Проснулся оттого, что жутко замерз.
– Костя, а чего у нас печка отрубилась?
– Да нет, я на кузов переключил, там тоже подтапливать надо. Сейчас обратно переведу.
– А что мы везем?
– Продукты. Консервам, коробкам там всяким не страшно. А картошку и поморозить можем. За бортом-то под сорок.
Александр взглянул на часы.
– Давай перекусим?
– Сейчас, там дальше пошире будет. Минут через двадцать машина взяла чуть правее и остановилась у обочины. Гурский открыл дверь, выбрался из кабины и спрыгнул с подножки, сразу провалившись в снег почти по колено.
– Ни фига себе…
– Да ты не отходи далеко-то, – сказал Костя, – прямо вон… на колесо.
Тишина в тайге стояла удивительная.
Адашев окинул взглядом угрюмый первобытный ландшафт, дальние сопки, дорогу, которая плавно уходила куда-то вниз и вправо, к мосткам через очередную речушку, Глубоко вдохнул колючий морозный воздух.
«Мать честная… – подумалось ему. – И чего они все русского мужика жизни учат? Он же вон аж куда дошел. И живет себе. И нужду любую превозмогал и превозмогает. Посредством двух струбцин и воронки».
Зябко поежился и быстро забрался обратно в кабину, плотно захлопнув дверь.
Константин уже раскладывал на сиденьи какие-то пластиковые коробки с жареным мясом и картошкой.
– А по пять капель с морозца? – Гурский вынул из своего пакета хлеб, ветчину и китайскую водку.
– Зря ты ее взял, – скептически взглянул на водку Костя. – Говно.
– Не будешь?
– Вот еще. Почему? Обязательно буду.
– Я просто такой не видел никогда. Чтобы в пакетиках.
– Экономят китаезы на таре. А водка – говно.
– Вот тут ты не прав. Водка бывает только двух видов: хорошая и очень хорошая.
– А паленая?
– Так это же и не водка уже, совершенно другой продукт. О нем и говорить нечего. А как же…
– Давай сюда, – Константин взял у Гурского полиэтиленовый водочный пакет, срезал ножом кусочек отходящей от него пластиковой трубочки и ловко налил в подставленный Александром граненый стакан.
– Ладно, – решительно сказал тот. – Я купил, первый и попробую.
– Не ссы. Она плохая, но не ядовитая. Ее уж столько выпито…
– Твое здоровье.
– Угу.
Гурский хлопнул водки, задумался оценивающе и передал стакан Константину.
– Держи, я налью. И ничего особенного, водка как водка. Привкус, правда, какой-то…
– Мясо бери.
– Ага. А как ее закрыть-то теперь, чтоб не пролилась?
– А зачем закрывать? – искренне удивился Константин. – Допьем и выбросим.
Они поели, выкурили по сигарете, и опять грузовик покатил по бесконечной, казалось, дороге, ведущей к устью Амура. Гурский дремал.

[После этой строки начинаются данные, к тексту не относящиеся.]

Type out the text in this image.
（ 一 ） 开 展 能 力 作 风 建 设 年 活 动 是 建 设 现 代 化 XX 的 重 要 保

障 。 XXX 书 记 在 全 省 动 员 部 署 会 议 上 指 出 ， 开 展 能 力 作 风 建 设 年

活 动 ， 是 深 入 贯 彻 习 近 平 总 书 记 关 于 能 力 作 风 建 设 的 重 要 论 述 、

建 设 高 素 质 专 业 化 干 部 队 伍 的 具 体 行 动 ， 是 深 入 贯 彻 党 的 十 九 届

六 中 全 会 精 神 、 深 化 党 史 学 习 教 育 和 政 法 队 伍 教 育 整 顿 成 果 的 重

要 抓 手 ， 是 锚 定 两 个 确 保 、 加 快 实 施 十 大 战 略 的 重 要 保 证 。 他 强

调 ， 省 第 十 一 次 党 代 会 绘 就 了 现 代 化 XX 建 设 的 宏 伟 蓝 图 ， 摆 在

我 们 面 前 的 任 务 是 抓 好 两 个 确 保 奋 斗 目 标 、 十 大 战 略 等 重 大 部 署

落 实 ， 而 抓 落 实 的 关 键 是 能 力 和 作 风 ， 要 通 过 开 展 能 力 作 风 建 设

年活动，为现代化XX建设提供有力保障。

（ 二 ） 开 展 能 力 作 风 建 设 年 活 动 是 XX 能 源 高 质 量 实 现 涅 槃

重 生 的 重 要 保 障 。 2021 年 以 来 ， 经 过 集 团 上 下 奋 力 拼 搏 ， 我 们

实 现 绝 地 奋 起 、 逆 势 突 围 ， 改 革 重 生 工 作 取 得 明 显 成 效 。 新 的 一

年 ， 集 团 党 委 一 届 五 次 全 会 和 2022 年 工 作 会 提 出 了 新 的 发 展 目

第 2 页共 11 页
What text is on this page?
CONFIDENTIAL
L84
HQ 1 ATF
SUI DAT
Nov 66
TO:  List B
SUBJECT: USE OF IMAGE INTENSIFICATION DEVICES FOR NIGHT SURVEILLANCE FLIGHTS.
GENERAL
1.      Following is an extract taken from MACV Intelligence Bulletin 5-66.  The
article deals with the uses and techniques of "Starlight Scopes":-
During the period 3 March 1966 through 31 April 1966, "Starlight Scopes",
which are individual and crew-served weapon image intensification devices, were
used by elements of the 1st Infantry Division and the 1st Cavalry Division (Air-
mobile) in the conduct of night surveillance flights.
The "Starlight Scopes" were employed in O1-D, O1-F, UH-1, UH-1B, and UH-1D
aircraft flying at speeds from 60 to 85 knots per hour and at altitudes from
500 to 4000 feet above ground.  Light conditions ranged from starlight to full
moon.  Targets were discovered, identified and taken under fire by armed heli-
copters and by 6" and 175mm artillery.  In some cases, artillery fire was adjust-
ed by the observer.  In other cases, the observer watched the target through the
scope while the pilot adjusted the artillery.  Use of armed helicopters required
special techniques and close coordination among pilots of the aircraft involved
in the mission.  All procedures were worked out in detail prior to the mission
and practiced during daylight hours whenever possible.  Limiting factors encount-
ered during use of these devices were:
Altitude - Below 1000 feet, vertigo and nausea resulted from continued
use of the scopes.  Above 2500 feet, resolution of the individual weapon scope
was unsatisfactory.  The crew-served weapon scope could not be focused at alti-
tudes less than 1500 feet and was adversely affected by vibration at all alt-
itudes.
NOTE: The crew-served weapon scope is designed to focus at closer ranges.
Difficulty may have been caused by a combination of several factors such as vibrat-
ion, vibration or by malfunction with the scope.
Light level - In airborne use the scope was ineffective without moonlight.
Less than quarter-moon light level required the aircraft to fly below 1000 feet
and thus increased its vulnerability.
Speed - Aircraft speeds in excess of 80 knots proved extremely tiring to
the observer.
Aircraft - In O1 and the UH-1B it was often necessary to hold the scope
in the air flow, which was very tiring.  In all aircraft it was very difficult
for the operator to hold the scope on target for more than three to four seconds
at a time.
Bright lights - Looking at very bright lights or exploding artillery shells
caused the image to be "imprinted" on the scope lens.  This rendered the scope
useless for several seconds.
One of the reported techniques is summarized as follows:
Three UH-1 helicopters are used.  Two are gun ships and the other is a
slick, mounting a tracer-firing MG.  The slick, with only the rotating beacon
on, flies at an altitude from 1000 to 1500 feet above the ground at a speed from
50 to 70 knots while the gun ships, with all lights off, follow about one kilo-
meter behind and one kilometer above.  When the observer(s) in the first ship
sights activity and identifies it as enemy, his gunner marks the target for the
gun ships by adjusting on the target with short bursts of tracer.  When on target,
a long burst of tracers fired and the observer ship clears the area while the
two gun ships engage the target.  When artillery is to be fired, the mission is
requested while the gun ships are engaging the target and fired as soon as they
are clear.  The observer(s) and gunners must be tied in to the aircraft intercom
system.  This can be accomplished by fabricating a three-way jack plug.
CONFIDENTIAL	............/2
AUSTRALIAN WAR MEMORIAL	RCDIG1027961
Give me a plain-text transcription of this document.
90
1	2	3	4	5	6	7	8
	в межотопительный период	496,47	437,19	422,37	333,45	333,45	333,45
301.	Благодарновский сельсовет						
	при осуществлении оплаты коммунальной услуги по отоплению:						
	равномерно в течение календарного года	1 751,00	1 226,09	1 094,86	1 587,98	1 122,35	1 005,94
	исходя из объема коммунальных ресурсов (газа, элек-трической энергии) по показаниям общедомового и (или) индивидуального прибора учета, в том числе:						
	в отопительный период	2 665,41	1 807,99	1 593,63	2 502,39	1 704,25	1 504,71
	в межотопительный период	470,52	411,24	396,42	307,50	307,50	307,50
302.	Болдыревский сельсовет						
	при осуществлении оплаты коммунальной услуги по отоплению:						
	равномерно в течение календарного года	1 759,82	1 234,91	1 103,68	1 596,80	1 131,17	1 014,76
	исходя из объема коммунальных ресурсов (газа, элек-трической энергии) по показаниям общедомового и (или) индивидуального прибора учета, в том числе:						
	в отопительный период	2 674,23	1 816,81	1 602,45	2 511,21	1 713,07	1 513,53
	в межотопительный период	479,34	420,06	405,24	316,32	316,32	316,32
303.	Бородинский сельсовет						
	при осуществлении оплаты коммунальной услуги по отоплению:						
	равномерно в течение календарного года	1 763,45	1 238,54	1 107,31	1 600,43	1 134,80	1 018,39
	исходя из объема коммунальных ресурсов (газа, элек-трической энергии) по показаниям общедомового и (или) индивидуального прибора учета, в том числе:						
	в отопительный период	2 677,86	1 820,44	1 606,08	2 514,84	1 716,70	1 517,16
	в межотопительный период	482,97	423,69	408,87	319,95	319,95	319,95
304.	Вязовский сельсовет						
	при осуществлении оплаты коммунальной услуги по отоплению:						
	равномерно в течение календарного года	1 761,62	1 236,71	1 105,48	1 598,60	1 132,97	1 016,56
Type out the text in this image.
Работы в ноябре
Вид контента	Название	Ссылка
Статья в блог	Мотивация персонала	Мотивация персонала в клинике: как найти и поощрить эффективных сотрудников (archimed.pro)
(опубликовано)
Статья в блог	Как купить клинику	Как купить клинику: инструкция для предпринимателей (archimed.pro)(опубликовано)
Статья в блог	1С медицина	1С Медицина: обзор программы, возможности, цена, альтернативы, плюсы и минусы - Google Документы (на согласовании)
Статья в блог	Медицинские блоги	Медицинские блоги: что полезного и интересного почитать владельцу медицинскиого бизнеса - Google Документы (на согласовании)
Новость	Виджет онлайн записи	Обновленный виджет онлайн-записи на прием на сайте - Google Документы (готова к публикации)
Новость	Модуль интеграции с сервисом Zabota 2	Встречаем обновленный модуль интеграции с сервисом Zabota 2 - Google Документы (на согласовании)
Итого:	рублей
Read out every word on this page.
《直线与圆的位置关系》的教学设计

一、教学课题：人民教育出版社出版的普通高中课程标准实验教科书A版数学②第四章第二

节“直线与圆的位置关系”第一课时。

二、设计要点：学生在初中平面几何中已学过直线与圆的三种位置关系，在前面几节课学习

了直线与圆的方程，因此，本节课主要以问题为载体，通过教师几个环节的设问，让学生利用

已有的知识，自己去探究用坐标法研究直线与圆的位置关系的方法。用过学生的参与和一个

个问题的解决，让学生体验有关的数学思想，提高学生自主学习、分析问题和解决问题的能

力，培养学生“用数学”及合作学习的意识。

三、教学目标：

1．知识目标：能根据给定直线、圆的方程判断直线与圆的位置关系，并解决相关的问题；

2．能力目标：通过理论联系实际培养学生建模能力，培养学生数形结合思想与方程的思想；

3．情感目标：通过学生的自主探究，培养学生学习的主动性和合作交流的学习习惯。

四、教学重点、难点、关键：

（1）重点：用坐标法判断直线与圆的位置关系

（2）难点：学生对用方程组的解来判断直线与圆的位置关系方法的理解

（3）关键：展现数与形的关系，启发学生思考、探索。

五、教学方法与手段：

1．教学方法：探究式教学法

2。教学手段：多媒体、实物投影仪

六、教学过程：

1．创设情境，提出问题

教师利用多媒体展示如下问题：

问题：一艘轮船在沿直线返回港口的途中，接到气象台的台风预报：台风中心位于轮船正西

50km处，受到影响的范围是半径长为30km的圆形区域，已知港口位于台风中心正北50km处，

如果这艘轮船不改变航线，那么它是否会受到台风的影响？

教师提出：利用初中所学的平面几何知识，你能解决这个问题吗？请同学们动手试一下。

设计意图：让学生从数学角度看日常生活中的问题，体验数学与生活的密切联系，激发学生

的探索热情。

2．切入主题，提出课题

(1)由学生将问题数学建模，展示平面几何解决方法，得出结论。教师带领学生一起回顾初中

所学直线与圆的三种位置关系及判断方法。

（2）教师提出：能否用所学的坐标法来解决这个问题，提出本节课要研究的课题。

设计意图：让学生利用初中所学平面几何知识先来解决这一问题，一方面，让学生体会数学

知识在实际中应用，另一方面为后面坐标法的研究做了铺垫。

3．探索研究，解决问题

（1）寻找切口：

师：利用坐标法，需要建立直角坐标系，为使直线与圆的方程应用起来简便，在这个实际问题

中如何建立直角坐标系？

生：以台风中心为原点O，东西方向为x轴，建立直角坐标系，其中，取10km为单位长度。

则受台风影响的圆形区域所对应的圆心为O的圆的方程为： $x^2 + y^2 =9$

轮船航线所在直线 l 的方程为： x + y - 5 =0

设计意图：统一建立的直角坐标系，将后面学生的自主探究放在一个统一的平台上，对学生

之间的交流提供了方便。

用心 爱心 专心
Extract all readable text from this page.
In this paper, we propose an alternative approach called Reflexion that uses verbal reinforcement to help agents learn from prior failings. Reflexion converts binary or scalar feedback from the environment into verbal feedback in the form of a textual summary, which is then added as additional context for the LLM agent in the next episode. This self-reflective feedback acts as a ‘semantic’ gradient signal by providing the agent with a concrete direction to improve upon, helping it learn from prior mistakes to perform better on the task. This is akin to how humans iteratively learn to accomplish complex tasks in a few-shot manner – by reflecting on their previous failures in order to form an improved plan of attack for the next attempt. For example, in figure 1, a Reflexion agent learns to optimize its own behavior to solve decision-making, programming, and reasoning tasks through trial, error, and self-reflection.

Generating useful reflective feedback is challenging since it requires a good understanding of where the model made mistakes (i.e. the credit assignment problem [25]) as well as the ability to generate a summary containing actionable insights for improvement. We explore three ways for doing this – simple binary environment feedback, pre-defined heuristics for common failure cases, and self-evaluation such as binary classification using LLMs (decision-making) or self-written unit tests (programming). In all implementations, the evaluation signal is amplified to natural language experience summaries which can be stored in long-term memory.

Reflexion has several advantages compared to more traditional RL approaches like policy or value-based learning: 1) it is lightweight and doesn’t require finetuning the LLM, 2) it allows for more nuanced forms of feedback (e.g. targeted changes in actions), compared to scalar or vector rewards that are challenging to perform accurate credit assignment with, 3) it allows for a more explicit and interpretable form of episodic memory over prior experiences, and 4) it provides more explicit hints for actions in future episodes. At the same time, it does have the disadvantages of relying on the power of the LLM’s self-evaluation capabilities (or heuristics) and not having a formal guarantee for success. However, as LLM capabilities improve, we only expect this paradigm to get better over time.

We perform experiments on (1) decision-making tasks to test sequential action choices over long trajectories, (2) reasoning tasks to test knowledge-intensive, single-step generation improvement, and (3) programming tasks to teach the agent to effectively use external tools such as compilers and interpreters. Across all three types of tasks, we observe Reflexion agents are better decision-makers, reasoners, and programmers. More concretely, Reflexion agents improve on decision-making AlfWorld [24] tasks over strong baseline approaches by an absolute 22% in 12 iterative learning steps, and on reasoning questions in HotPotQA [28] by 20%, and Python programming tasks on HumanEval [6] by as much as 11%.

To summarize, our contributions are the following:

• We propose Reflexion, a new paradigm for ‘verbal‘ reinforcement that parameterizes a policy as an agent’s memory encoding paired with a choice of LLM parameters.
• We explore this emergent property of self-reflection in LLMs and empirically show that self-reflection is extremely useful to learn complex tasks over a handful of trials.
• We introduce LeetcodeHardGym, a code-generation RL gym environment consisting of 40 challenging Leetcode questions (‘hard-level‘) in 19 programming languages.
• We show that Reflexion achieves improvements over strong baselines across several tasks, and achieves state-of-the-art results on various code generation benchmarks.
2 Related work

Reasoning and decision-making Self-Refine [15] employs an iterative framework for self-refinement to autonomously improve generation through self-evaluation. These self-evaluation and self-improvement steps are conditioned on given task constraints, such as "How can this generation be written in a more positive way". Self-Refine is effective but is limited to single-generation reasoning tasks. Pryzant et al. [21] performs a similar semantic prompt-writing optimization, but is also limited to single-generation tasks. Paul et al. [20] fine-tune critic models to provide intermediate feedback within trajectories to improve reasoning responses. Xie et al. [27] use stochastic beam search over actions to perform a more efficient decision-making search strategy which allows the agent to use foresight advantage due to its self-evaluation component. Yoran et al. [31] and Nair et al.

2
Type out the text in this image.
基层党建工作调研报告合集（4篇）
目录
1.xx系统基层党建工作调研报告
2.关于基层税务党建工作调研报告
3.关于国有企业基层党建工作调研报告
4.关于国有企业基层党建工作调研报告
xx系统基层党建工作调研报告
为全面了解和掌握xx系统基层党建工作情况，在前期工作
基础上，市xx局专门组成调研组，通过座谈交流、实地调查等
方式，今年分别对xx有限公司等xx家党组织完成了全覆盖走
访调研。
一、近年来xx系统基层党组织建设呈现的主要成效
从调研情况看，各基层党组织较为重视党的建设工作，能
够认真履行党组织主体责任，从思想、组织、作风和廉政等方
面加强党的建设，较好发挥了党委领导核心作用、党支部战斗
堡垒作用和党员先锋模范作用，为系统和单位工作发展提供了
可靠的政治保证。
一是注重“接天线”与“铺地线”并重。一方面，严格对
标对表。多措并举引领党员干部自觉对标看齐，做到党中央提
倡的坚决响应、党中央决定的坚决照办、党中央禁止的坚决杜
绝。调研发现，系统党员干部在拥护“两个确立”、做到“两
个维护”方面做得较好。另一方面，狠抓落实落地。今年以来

Еще несколько раз они останавливались и выходили из машины.
– Смотри, – показал Константин рукой во время очередной остановки куда-то в сопки. – Видишь?
– Ага… – сказал Гурский, увидев дозорные вышки.
– Лагерь. С тех времен еще. Их здесь столько… Это с дороги только некоторые видно. А туда, дальше…
– А это что за следы?
– А… – Костя присел на корточки.– Это сохатый дорогу перешел. Смотри-ка ты, еще не осыпался. Только что, значит… Нас услышал и в лес ломанулся, а до этого, видишь, вон – по дороге шел.
– По своим делам.
– А что ты думаешь… Они забрались в кабину и тронулись дальше.
– А это что еще такое? – проснувшись в очередной раз и достав сигарету, Гурский ошарашено уставился на остов заржавленного пульмановского вагона, стоящий на таких же ржавых рельсах, выходящих откуда-то из глухой тайги и обрывающихся слева от дороги возле полуразрушенного кирпичного строения.
– Да железную дорогу хотели проложить.
– Ну?
– А что «ну»? Бросили.
Александр привстал, вытянул шею и провожал взглядом это видение, пока дорога не сделала очередной поворот. Затем тайга снова сомкнулась со всех сторон, словно пряча в себе от досужих глаз и останки лагерей, и мертвый пульмановский вагон на ржавых рельсах.
И опять кабину качало, и Гурский дремал.
Еще только раз, спросонья, он удивленно отметил странное название населенного пункта: «Де-Кастри». Он указал на табличку:
– А что, сюда и испанцев ссылали?
– Да хер их знает, – крутил баранку Костя.
Наконец Адашев проснулся оттого, что машина стояла.
– Пошли, – Константин открыл дверь кабины. – Горячего поедим.